Monday, February 4, 2008

sourdough starter

 
Some weeks ago, I was initiated into the world of sourdough. I have long been interested in it, and every year when blueberries and plums and grapes are around, I think about mixing up flour and water and those unwashed wild fruit and and allowing it to bubble and rise from the wild yeasts on the skins of the fruit. But I never have.

At last, my sourdough dreams were "jumpstartered" when a friend brought us some already-thriving starter in a jar. It came from far downeast, too, which pleased me...
So far we have used it twice, and we have much to learn about its mysterious ways. The bread we made last week was almost unpalatably sour, and lacked salt. We think we know what went wrong: too much time fermenting, not enough salt.... last night, though, we mixed up the sourdough hotcakes from Sandor Ellix Katz' Wild Fermentation, and they are good. 

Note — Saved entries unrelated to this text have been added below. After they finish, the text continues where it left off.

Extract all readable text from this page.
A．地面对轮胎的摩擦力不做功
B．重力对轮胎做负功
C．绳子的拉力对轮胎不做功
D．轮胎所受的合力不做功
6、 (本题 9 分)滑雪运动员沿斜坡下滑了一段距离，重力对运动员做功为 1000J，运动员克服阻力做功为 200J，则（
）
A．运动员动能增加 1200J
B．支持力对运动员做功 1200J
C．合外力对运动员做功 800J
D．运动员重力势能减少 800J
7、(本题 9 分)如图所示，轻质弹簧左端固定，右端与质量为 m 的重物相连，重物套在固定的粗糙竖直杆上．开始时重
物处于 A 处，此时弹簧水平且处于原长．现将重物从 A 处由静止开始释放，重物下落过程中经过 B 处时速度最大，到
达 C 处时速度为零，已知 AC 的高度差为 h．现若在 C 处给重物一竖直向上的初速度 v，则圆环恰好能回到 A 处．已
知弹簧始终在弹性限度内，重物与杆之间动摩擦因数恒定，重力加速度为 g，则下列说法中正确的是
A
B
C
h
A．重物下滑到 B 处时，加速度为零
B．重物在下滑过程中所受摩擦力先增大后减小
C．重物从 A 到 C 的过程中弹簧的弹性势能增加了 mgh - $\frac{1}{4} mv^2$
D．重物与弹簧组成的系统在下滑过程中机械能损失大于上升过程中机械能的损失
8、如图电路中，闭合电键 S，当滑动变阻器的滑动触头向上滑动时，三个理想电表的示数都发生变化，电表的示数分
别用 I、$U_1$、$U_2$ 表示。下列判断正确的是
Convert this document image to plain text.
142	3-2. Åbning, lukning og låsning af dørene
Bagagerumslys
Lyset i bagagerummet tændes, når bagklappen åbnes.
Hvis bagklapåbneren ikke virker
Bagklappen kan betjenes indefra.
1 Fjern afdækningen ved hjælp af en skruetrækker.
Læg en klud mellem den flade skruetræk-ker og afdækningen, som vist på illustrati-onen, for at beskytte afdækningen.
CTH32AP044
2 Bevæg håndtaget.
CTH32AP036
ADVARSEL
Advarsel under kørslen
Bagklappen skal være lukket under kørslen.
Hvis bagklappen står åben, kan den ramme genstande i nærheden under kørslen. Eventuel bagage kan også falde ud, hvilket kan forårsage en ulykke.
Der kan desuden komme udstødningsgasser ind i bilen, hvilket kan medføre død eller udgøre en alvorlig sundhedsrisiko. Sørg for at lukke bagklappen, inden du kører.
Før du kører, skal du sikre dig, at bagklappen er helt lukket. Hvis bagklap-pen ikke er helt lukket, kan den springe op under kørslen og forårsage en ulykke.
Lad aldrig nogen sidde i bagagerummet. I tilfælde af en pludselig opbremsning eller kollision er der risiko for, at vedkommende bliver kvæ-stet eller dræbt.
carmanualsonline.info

Sourdough baking requires at least 8 hours of forethought, and I appreciate this change of pace though it is the thing that keeps me from practicing breadbaking regularly. 

The fact remains--good bread is extremely hard to come by. 

Years ago, I worked in a wonderful small bakery of the sort that should be in every neighborhood. Incomparable naturally leavened breads were made fresh each morning, and baguettes twice a day, along with buttery pastries. There were no wholesale accounts--it was all foot traffic-- and it was cash only. Prices were not inflated. The owner had trained at Acme Bread Company. It was a wonderful place that succumbed eventually to owner burn-out (in its place today is a bakery producing comparable-quality pastries--though they rather shamelessly use fresh berries and summer fruits in midwinter--but the current owners are not interested in making bread. I miss the old bakery to this day, but I feel certain that one day we will see more of that sort of place, when the bakers' secrets are more widely known and a whole class of dedicated craftsmen find their place.